Microsoft Moves To Lock Down Developer Tools
Microsoft said the design of the .Net Framework, also known as Whidbey, will be the security role model for developer products.
03/01/04 3:23 PM PT
Reinforcing its efforts to bolster software security, Microsoft is planning to release updates to its Visual Studio .Net developer tools and .Net development environment. The news comes on the heels of the company's announcement that it will release a large, security-oriented service pack for its Windows XP operating system.
The company indicated it is hoping to ship the developer service pack along with the XP update, expected about midyear. In recent months, Microsoft has faced an increasing number and severity of security holes and has been criticized for placing too little priority on security in its previously developed software.

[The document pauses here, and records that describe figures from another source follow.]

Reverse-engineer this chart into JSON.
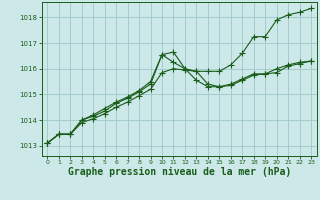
{
  "background_color": "#cce8e8",
  "grid_color": "#9fc8c8",
  "line_color": "#1a5c1a",
  "marker_color": "#1a5c1a",
  "xlabel": "Graphe pression niveau de la mer (hPa)",
  "xlabel_fontsize": 7,
  "ylabel_ticks": [
    1013,
    1014,
    1015,
    1016,
    1017,
    1018
  ],
  "xtick_labels": [
    "0",
    "1",
    "2",
    "3",
    "4",
    "5",
    "6",
    "7",
    "8",
    "9",
    "10",
    "11",
    "12",
    "13",
    "14",
    "15",
    "16",
    "17",
    "18",
    "19",
    "20",
    "21",
    "22",
    "23"
  ],
  "ylim": [
    1012.6,
    1018.6
  ],
  "xlim": [
    -0.5,
    23.5
  ],
  "series1_x": [
    0,
    1,
    2,
    3,
    4,
    5,
    6,
    7,
    8,
    9,
    10,
    11,
    12,
    13,
    14,
    15,
    16,
    17,
    18,
    19,
    20,
    21,
    22,
    23
  ],
  "series1_y": [
    1013.1,
    1013.45,
    1013.45,
    1013.9,
    1014.05,
    1014.25,
    1014.5,
    1014.7,
    1014.95,
    1015.2,
    1015.85,
    1016.0,
    1015.95,
    1015.9,
    1015.9,
    1015.9,
    1016.15,
    1016.6,
    1017.25,
    1017.25,
    1017.9,
    1018.1,
    1018.2,
    1018.35
  ],
  "series2_x": [
    0,
    1,
    2,
    3,
    4,
    5,
    6,
    7,
    8,
    9,
    10,
    11,
    12,
    13,
    14,
    15,
    16,
    17,
    18,
    19,
    20,
    21,
    22,
    23
  ],
  "series2_y": [
    1013.1,
    1013.45,
    1013.45,
    1014.0,
    1014.15,
    1014.35,
    1014.65,
    1014.85,
    1015.1,
    1015.4,
    1016.55,
    1016.65,
    1016.0,
    1015.9,
    1015.4,
    1015.3,
    1015.35,
    1015.55,
    1015.75,
    1015.8,
    1015.85,
    1016.1,
    1016.2,
    1016.3
  ],
  "series3_x": [
    0,
    1,
    2,
    3,
    4,
    5,
    6,
    7,
    8,
    9,
    10,
    11,
    12,
    13,
    14,
    15,
    16,
    17,
    18,
    19,
    20,
    21,
    22,
    23
  ],
  "series3_y": [
    1013.1,
    1013.45,
    1013.45,
    1014.0,
    1014.2,
    1014.45,
    1014.7,
    1014.9,
    1015.15,
    1015.5,
    1016.55,
    1016.25,
    1016.0,
    1015.55,
    1015.3,
    1015.3,
    1015.4,
    1015.6,
    1015.8,
    1015.8,
    1016.0,
    1016.15,
    1016.25,
    1016.3
  ]
}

However, iDefense director of malicious code Ken Dunham told TechNewsWorld that although Microsoft is making progress toward its security goals, the job of locking down its software is a massive one. After all, Microsoft must secure not only the millions of lines of code in its own operating system, but also programs from other vendors that integrate with Windows.
"Even if they promote and implement [plans], it's not going to be a magic bullet," Dunham said. "It's not going to solve the problems of tomorrow. The problems of tomorrow are going to be complicated."
Baking Security In
Calling Windows XP Service Pack 2 more than a normal roll-up of bug fixes, Microsoft said the update will include significant security upgrades, such as a firewall enabled by default. Some industry analysts went so far as to describe the update as a different operating system.

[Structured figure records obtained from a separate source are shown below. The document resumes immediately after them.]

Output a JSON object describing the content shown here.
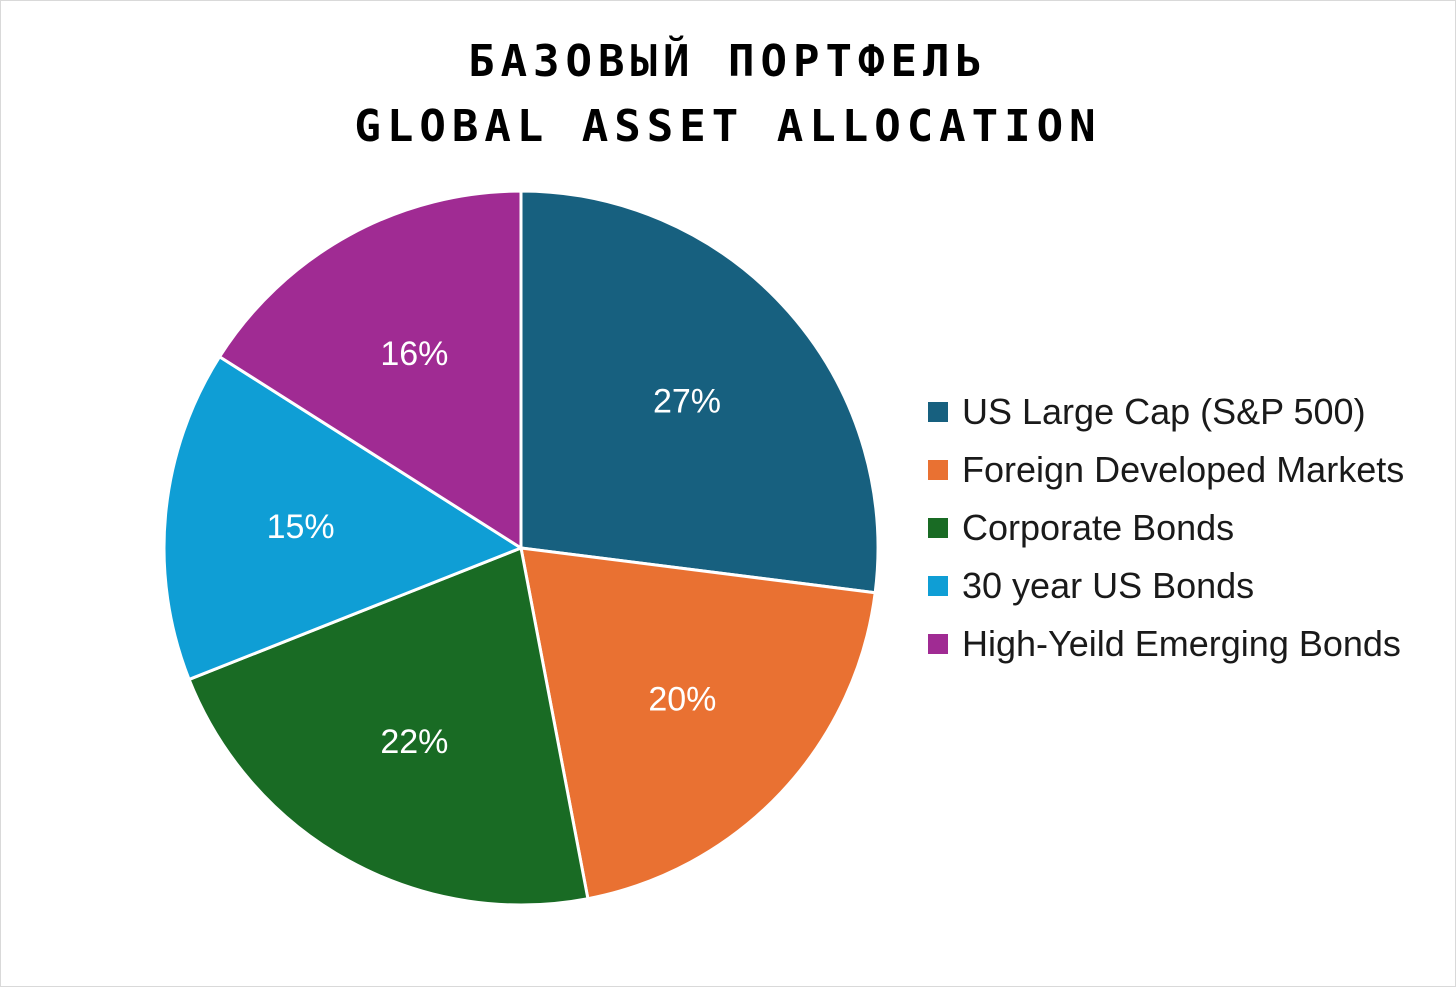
{
  "chart_data": {
    "type": "pie",
    "title": "БАЗОВЫЙ ПОРТФЕЛЬ",
    "subtitle": "GLOBAL ASSET ALLOCATION",
    "legend_position": "right",
    "start_angle": "12 o'clock, clockwise",
    "slices": [
      {
        "label": "US Large Cap (S&P 500)",
        "value": 27,
        "display": "27%",
        "color": "#17607f"
      },
      {
        "label": "Foreign Developed Markets",
        "value": 20,
        "display": "20%",
        "color": "#e97132"
      },
      {
        "label": "Corporate Bonds",
        "value": 22,
        "display": "22%",
        "color": "#196b24"
      },
      {
        "label": "30 year US Bonds",
        "value": 15,
        "display": "15%",
        "color": "#0f9ed5"
      },
      {
        "label": "High-Yeild Emerging Bonds",
        "value": 16,
        "display": "16%",
        "color": "#a02b93"
      }
    ]
  }
}
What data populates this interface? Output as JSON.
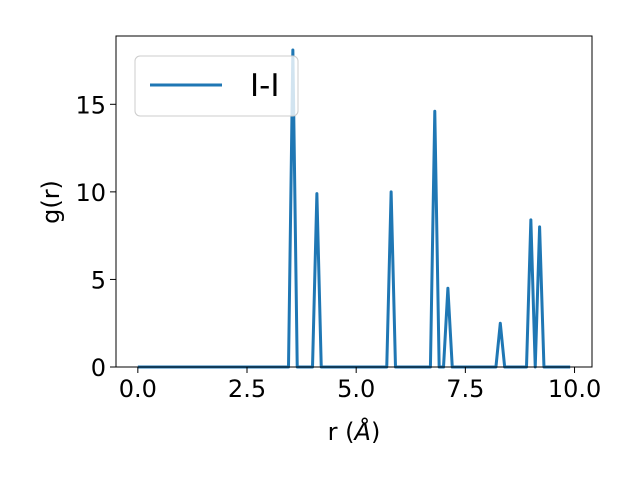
{
  "chart_data": {
    "type": "line",
    "xlabel_prefix": "r (",
    "xlabel_unit": "Å",
    "xlabel_suffix": ")",
    "ylabel": "g(r)",
    "xlim": [
      -0.5,
      10.4
    ],
    "ylim": [
      0,
      18.9
    ],
    "xticks": [
      0.0,
      2.5,
      5.0,
      7.5,
      10.0
    ],
    "xtick_labels": [
      "0.0",
      "2.5",
      "5.0",
      "7.5",
      "10.0"
    ],
    "yticks": [
      0,
      5,
      10,
      15
    ],
    "ytick_labels": [
      "0",
      "5",
      "10",
      "15"
    ],
    "grid": false,
    "legend_position": "top-left",
    "series": [
      {
        "name": "I-I",
        "color": "#1f77b4",
        "x": [
          0.0,
          3.45,
          3.55,
          3.65,
          4.0,
          4.1,
          4.2,
          5.7,
          5.8,
          5.9,
          6.7,
          6.8,
          6.9,
          7.0,
          7.1,
          7.2,
          8.2,
          8.3,
          8.4,
          8.9,
          9.0,
          9.1,
          9.2,
          9.3,
          9.9
        ],
        "y": [
          0,
          0,
          18.1,
          0,
          0,
          9.9,
          0,
          0,
          10.0,
          0,
          0,
          14.6,
          0,
          0,
          4.5,
          0,
          0,
          2.5,
          0,
          0,
          8.4,
          0,
          8.0,
          0,
          0
        ]
      }
    ]
  }
}
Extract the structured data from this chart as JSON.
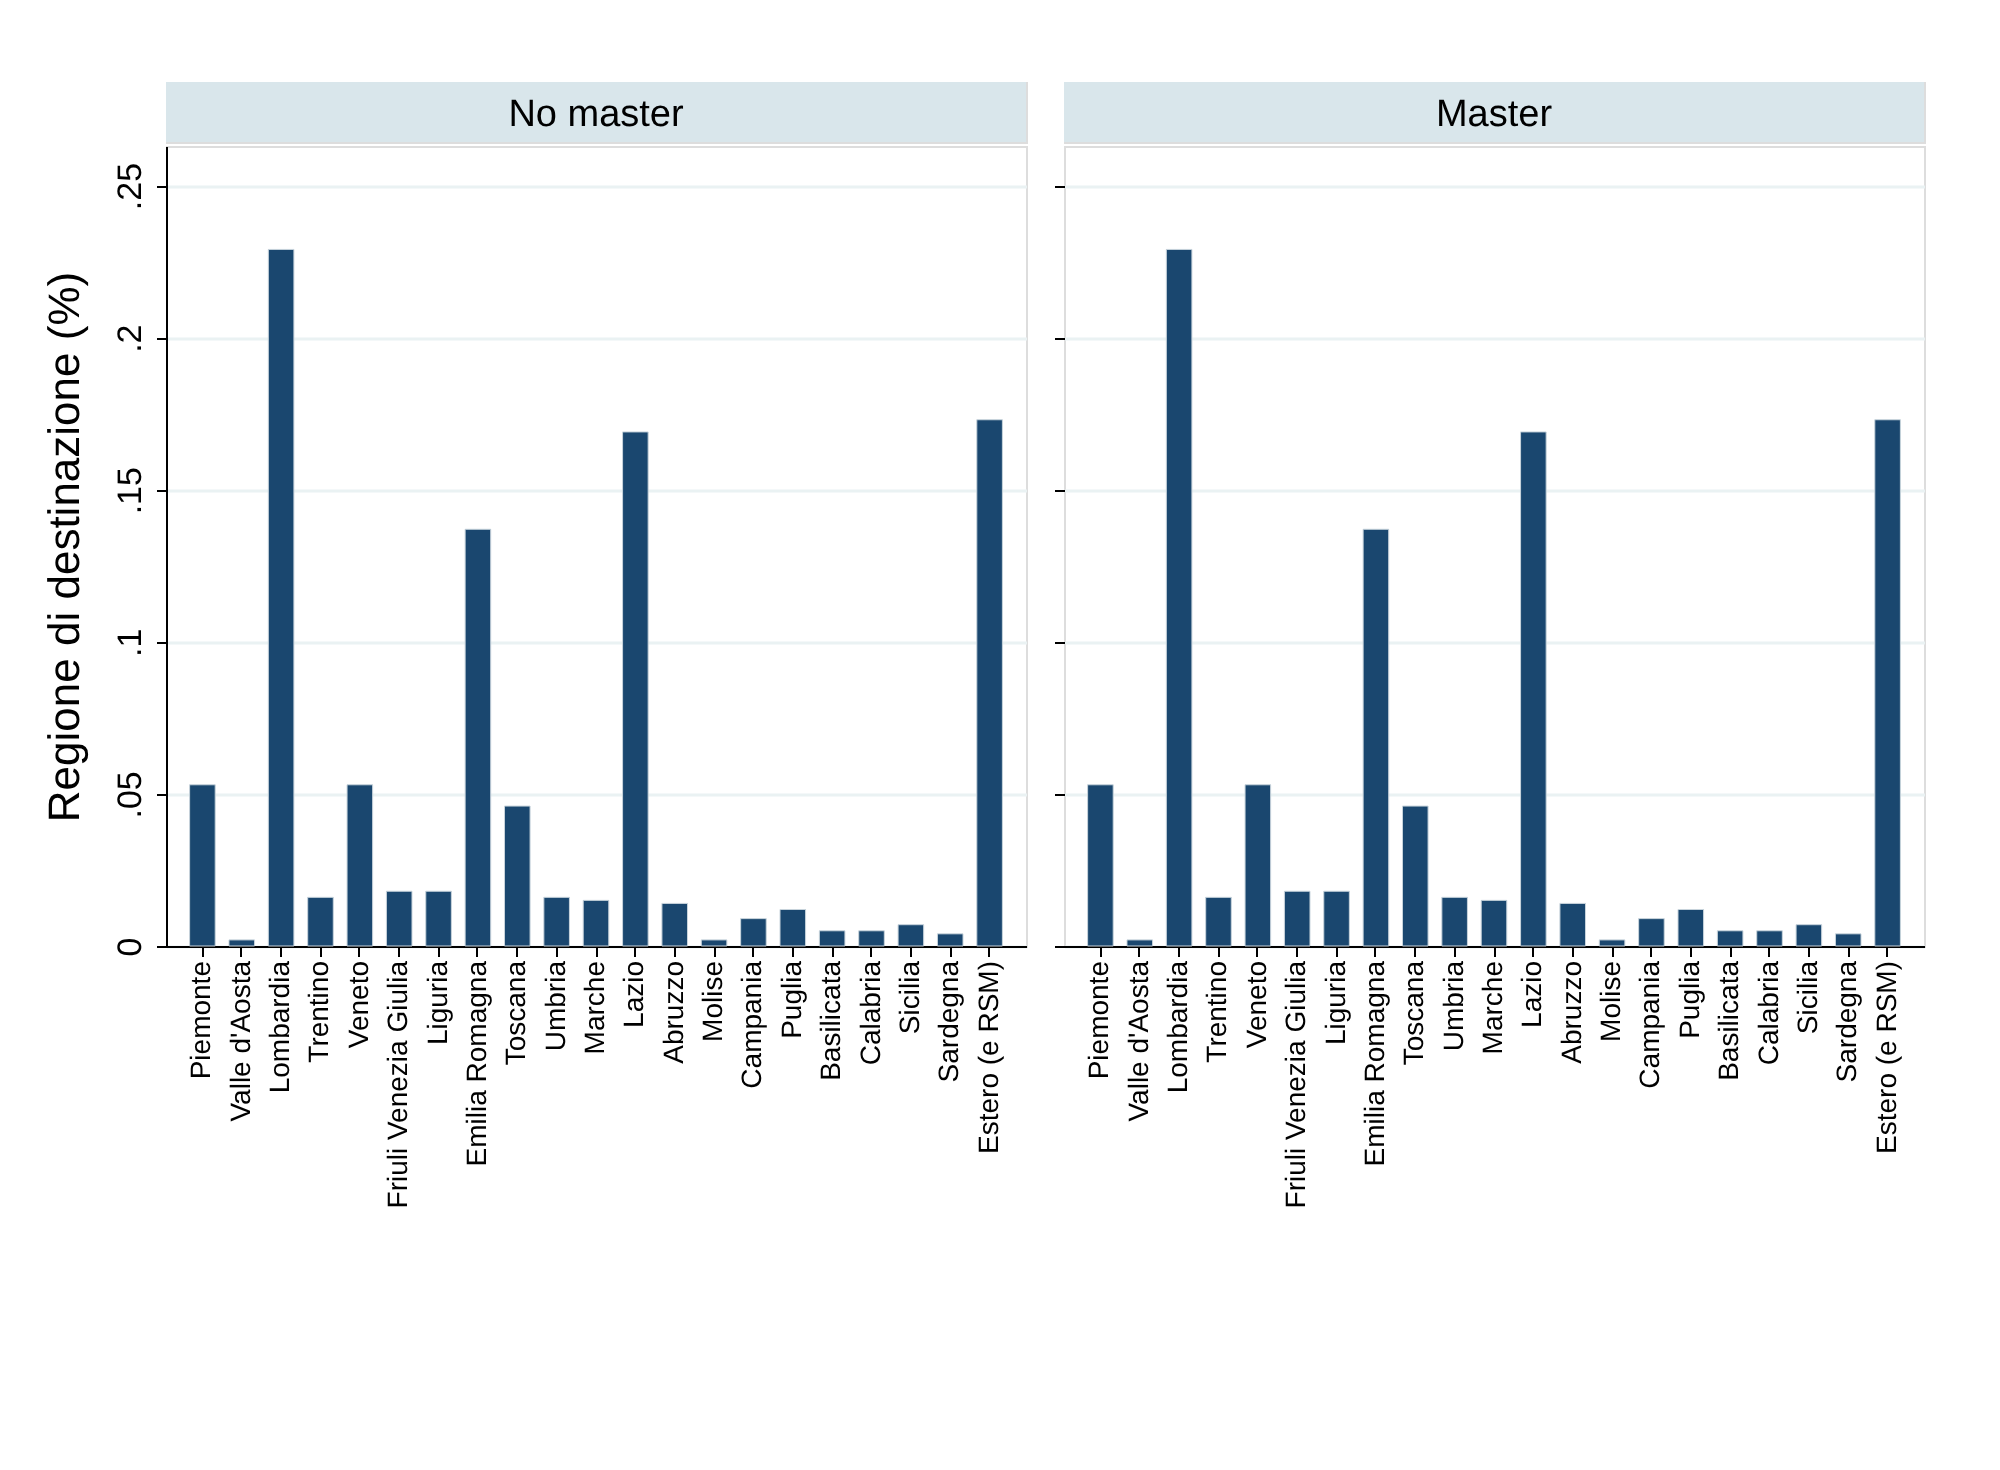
{
  "chart_data": [
    {
      "type": "bar",
      "title": "No master",
      "ylabel": "Regione di destinazione (%)",
      "categories": [
        "Piemonte",
        "Valle d'Aosta",
        "Lombardia",
        "Trentino",
        "Veneto",
        "Friuli Venezia Giulia",
        "Liguria",
        "Emilia Romagna",
        "Toscana",
        "Umbria",
        "Marche",
        "Lazio",
        "Abruzzo",
        "Molise",
        "Campania",
        "Puglia",
        "Basilicata",
        "Calabria",
        "Sicilia",
        "Sardegna",
        "Estero (e RSM)"
      ],
      "values": [
        0.053,
        0.002,
        0.229,
        0.016,
        0.053,
        0.018,
        0.018,
        0.137,
        0.046,
        0.016,
        0.015,
        0.169,
        0.014,
        0.002,
        0.009,
        0.012,
        0.005,
        0.005,
        0.007,
        0.004,
        0.173
      ],
      "color": "#1a476f",
      "ylim": [
        0,
        0.263
      ],
      "yticks": [
        0,
        {
          "value": 0.05,
          "label": ".05"
        },
        {
          "value": 0.1,
          "label": ".1"
        },
        {
          "value": 0.15,
          "label": ".15"
        },
        {
          "value": 0.2,
          "label": ".2"
        },
        {
          "value": 0.25,
          "label": ".25"
        }
      ],
      "grid": "y"
    },
    {
      "type": "bar",
      "title": "Master",
      "categories": [
        "Piemonte",
        "Valle d'Aosta",
        "Lombardia",
        "Trentino",
        "Veneto",
        "Friuli Venezia Giulia",
        "Liguria",
        "Emilia Romagna",
        "Toscana",
        "Umbria",
        "Marche",
        "Lazio",
        "Abruzzo",
        "Molise",
        "Campania",
        "Puglia",
        "Basilicata",
        "Calabria",
        "Sicilia",
        "Sardegna",
        "Estero (e RSM)"
      ],
      "values": [
        0.053,
        0.002,
        0.229,
        0.016,
        0.053,
        0.018,
        0.018,
        0.137,
        0.046,
        0.016,
        0.015,
        0.169,
        0.014,
        0.002,
        0.009,
        0.012,
        0.005,
        0.005,
        0.007,
        0.004,
        0.173
      ],
      "color": "#1a476f",
      "ylim": [
        0,
        0.263
      ],
      "yticks": [
        {
          "value": 0,
          "label": null
        },
        {
          "value": 0.05,
          "label": null
        },
        {
          "value": 0.1,
          "label": null
        },
        {
          "value": 0.15,
          "label": null
        },
        {
          "value": 0.2,
          "label": null
        },
        {
          "value": 0.25,
          "label": null
        }
      ],
      "grid": "y",
      "tick_labels": "x"
    }
  ]
}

The company said developers working in the Visual Studio environment will be affected by the new security functionality available with the updates, adding that the design of the .Net Framework, also known as Whidbey, will be the security role model for developer products.
"With the number of incidents on the rise, Microsoft has decided to make a proactive effort to dramatically improve the security of the Windows XP and Windows Server 2003 operating system families," the company said on its developer site. "To this end, Windows XP Service Pack 2 provides a number of new and enhanced features aimed at improving security of the operating system and applications."
Waiting for Security Weight
Gartner research vice president Richard Stiennon said the recent spate of security vulnerabilities, worms and other attacks aimed at Microsoft products is a result of the company's lack of security focus in the past.
"This is the price they pay for making protocols willy nilly just to get the job done," Stiennon told TechNewsWorld.
Referring to complaints that Microsoft's patches, XP service packs and developer tools are taking too long to hit the market, Stiennon said the risk of attack grows astronomically with time.
For his part, Dunham said that in its security push, Microsoft must pull off a tough balancing act between security and usability.
Rough March Ahead
In the short term, of course, Microsoft's software will remain unaltered. And Dunham noted that while the number of people relying on and using e-mail and other technology tools has increased, security awareness has not.
Referring to the high number of new computer worms, variants and other malware spreading and slowing Internet traffic -- including six Bagle variants and two Netsky variants making the rounds Monday -- he predicted cloudy skies for computing this month.
"March is coming in like a lion and will probably go out like a pride," Dunham said. "It's just a continued deluge of worms and attacks that are so easy, so trivial and, unfortunately, so successful in the wild."